Ibuprofen, like other NSAIDs, should not be used in combination with:

- aspirin (acetylsalicylic acid): It is generally not recommended to use ibuprofen simultaneously with acetylsalicylic acid due to the potential for increased adverse reactions, except when aspirin is used in low doses (not higher than
75 mg per day) was prescribed by a doctor.

Experimental data suggest that ibuprofen may competitively inhibit the effect of low-dose aspirin (acetylsalicylic acid) on platelet aggregation when used concomitantly. Although there is uncertainty about the extrapolation of these data to the clinical situation, it cannot be excluded that regular long-term use of ibuprofen may reduce the cardioprotective effect of low-dose acetylsalicylic acid. With non-systematic use of ibuprofen, such a clinically significant effect is considered unlikely.

- other NSAIDs, including selective cyclooxygenase-2 inhibitors: the simultaneous use of two or more NSAIDs should be avoided as this may increase the risk of adverse reactions.

- corticosteroids: increased risk of ulcers or bleeding in the gastrointestinal tract;

- Antihypertensives and diuretics: NSAIDs may reduce the effect of these drugs. In some patients with impaired renal function (e.g. dehydrated patients or elderly patients with compromised renal function), concomitant use of an ACE inhibitor or angiotensin II antagonist and drugs that inhibit cyclooxygenase may lead to further deterioration of renal function, including possible acute renal failure, which is usually reversible. These interactions should be considered in patients receiving coxibs concomitantly with ACE inhibitors or angiotensin II antagonists. Therefore, such combinations should be used with caution, especially in the elderly. If treatment is necessary, ensure that the patient is adequately hydrated and consider the need to monitor renal function at the beginning of combination therapy and periodically thereafter. Diuretics may increase the risk of nephrotoxicity of NSAIDs;

- anticoagulants: NSAIDs may enhance the effect of anticoagulants such as warfarin;

- antiplatelet agents and selective serotonin reuptake inhibitors: increased risk of gastrointestinal bleeding;

- cardiac glycosides: NSAIDs can exacerbate cardiac dysfunction, reduce glomerular filtration function of the kidneys and increase the level of glycosides in the blood plasma;

- lithium: there is evidence of a potential increase in plasma lithium levels;

- methotrexate: there is evidence of a potential increase in plasma levels of methotrexate;

- cyclosporine: increased risk of nephrotoxicity;

- mifepristone: NSAIDs should not be used earlier than 8-12 days after mifepristone administration, as NSAIDs may reduce the effectiveness of mifepristone;

- tacrolimus: possible increased risk of nephrotoxicity with simultaneous use of NSAIDs and tacrolimus;

- zidovudine: increased risk of hematological toxicity when zidovudine is used concomitantly with NSAIDs. There is evidence of an increased risk of hemarthrosis and hematoma in HIV-infected patients with hemophilia when zidovudine is used concomitantly with ibuprofen;

- Quinolone antibiotics: Animal data suggest that NSAIDs may increase the risk of convulsions associated with quinolone antibiotics. Patients taking NSAIDs and quinolone antibiotics concomitantly may be at increased risk of convulsions.

Application features

Undesirable effects can be minimized by using the lowest effective dose necessary to relieve symptoms for the shortest period of time.

Elderly people have an increased incidence of adverse reactions to NSAIDs, especially gastrointestinal bleeding and perforation, which can be fatal.
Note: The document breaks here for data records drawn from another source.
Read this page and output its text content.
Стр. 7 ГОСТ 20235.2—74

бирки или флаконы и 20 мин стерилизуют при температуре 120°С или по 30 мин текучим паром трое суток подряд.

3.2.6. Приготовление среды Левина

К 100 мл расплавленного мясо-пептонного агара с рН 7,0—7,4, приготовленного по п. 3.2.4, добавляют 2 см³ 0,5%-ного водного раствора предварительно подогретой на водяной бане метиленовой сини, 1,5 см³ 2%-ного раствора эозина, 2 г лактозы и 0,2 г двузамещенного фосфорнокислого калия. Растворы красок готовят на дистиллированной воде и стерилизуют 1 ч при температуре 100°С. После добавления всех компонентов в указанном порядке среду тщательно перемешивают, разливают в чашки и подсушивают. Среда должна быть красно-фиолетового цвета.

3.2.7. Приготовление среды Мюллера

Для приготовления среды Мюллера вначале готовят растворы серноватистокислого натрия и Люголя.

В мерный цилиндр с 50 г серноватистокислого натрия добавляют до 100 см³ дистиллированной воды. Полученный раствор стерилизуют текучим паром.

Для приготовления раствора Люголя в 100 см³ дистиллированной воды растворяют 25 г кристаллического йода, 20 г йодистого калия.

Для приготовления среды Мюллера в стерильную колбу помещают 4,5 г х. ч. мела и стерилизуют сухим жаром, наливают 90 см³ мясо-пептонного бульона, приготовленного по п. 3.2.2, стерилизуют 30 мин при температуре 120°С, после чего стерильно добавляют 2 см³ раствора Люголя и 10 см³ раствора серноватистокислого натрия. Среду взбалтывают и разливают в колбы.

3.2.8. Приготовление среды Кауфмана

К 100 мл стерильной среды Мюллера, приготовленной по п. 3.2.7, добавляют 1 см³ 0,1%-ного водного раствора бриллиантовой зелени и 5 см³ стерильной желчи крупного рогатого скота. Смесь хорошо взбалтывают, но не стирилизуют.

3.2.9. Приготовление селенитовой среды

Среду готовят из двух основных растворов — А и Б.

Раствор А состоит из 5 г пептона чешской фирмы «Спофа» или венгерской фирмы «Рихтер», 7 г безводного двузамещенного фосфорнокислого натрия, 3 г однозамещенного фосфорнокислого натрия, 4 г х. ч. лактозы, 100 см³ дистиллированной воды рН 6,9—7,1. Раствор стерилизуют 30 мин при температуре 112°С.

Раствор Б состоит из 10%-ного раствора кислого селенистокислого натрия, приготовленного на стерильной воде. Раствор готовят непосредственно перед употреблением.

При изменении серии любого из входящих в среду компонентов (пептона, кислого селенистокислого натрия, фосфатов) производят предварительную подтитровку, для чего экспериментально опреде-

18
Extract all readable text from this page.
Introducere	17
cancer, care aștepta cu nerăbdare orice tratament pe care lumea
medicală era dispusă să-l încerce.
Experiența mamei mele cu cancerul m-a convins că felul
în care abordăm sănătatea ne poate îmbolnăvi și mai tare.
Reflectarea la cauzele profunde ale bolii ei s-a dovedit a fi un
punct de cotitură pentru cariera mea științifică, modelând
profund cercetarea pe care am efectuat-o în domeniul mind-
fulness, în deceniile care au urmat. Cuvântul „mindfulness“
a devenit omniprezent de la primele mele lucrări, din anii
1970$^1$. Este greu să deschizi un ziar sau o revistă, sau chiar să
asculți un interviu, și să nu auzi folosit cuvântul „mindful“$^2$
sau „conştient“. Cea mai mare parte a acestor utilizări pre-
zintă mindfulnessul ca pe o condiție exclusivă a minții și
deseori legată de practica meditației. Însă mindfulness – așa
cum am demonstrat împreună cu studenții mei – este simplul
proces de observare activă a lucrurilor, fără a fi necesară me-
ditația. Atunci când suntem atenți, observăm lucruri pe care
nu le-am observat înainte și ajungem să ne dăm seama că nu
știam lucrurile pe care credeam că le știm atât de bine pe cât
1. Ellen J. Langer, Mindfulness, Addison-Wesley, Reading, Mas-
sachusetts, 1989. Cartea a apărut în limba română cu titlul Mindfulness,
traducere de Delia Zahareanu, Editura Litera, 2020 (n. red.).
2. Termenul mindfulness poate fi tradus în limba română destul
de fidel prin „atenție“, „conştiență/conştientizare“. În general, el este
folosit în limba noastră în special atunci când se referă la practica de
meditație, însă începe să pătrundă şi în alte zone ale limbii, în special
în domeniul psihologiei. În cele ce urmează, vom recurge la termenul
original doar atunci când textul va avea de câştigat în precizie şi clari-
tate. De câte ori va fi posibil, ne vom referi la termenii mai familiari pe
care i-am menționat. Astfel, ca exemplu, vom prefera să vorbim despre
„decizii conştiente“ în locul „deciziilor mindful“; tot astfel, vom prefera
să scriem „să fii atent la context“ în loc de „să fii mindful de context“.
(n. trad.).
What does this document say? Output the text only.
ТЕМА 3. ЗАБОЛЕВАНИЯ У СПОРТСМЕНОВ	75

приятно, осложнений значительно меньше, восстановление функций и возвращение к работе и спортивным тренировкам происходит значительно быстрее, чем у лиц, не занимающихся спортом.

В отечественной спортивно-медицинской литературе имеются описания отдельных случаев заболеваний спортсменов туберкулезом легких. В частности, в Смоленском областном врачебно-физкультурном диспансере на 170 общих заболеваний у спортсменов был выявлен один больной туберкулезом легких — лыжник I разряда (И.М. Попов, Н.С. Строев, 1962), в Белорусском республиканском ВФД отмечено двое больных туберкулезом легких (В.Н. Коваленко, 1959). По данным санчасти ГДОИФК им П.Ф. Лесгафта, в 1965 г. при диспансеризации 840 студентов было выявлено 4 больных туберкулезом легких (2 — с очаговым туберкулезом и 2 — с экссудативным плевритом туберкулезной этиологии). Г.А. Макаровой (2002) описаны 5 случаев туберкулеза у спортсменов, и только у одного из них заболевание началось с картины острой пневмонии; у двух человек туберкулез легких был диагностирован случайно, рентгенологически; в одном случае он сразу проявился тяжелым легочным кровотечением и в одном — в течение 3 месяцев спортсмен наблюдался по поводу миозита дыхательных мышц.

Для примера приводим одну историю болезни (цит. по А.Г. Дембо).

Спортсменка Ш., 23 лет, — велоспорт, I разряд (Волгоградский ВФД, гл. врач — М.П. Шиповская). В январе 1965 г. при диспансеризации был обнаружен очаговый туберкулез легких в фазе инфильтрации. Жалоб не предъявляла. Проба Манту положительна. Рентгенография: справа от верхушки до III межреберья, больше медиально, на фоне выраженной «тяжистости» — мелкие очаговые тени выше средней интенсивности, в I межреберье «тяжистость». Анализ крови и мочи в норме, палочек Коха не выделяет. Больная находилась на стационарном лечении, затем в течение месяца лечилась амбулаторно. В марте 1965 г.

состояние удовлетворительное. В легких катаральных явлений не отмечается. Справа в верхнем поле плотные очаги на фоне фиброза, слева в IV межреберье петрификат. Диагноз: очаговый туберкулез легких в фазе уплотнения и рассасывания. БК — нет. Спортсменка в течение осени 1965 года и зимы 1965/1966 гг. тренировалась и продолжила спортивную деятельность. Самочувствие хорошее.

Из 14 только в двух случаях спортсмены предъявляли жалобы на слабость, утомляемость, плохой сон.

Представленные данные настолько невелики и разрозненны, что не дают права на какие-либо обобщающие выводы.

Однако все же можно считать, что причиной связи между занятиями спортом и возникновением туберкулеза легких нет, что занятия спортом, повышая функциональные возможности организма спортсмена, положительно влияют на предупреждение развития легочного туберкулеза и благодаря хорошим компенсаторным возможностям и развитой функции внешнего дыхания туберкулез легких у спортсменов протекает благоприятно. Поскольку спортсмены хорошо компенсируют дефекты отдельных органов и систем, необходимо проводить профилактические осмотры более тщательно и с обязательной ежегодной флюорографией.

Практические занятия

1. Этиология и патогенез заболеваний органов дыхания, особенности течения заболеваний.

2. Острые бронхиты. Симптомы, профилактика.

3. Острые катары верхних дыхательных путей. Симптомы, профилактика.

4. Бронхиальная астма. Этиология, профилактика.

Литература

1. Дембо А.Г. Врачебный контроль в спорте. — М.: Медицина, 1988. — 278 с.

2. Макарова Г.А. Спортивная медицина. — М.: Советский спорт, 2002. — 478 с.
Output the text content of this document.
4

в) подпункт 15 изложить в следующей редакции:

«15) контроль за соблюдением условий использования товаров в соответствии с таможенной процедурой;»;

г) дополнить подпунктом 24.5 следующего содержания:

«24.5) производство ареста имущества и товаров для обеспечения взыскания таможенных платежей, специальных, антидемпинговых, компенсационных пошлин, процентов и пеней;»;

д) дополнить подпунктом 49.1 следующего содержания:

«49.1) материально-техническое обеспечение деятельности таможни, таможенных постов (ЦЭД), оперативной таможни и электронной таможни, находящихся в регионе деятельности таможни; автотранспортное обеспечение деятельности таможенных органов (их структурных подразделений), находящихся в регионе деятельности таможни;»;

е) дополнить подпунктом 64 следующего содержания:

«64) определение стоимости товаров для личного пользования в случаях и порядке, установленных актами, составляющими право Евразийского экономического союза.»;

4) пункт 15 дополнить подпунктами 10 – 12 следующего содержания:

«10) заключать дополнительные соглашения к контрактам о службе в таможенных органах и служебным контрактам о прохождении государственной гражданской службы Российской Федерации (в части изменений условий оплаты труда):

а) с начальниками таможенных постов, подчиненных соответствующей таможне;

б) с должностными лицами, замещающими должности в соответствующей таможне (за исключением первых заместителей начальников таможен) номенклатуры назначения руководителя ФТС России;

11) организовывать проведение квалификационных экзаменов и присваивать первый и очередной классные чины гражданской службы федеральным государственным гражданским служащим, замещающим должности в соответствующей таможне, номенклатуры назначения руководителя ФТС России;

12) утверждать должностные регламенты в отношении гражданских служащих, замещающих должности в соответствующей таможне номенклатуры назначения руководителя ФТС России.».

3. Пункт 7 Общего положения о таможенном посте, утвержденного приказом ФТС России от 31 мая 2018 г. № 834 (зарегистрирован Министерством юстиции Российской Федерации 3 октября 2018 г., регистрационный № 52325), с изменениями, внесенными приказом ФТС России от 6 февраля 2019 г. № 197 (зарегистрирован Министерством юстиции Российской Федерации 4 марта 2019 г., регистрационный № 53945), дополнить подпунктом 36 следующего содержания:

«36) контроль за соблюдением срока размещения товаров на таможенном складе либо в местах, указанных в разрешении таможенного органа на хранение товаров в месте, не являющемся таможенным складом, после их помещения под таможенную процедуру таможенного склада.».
Effects on the respiratory system.

Bronchospasm may occur in patients who suffer from bronchial asthma or allergic diseases, or have a history of these diseases.

Other NSAIDs.

The concomitant use of ibuprofen with other NSAIDs, including selective cyclooxygenase-2 inhibitors, should be avoided.

Systemic lupus erythematosus and mixed connective tissue disease.

Ibuprofen should be used with caution in patients with systemic lupus erythematosus and mixed connective tissue disease due to an increased risk of aseptic meningitis.

Cases of aseptic meningitis have been reported with ibuprofen. Although this effect is more likely in patients with systemic lupus erythematosus and other connective tissue diseases, such cases have also been reported in some patients without chronic diseases, so this should be taken into account when using this drug.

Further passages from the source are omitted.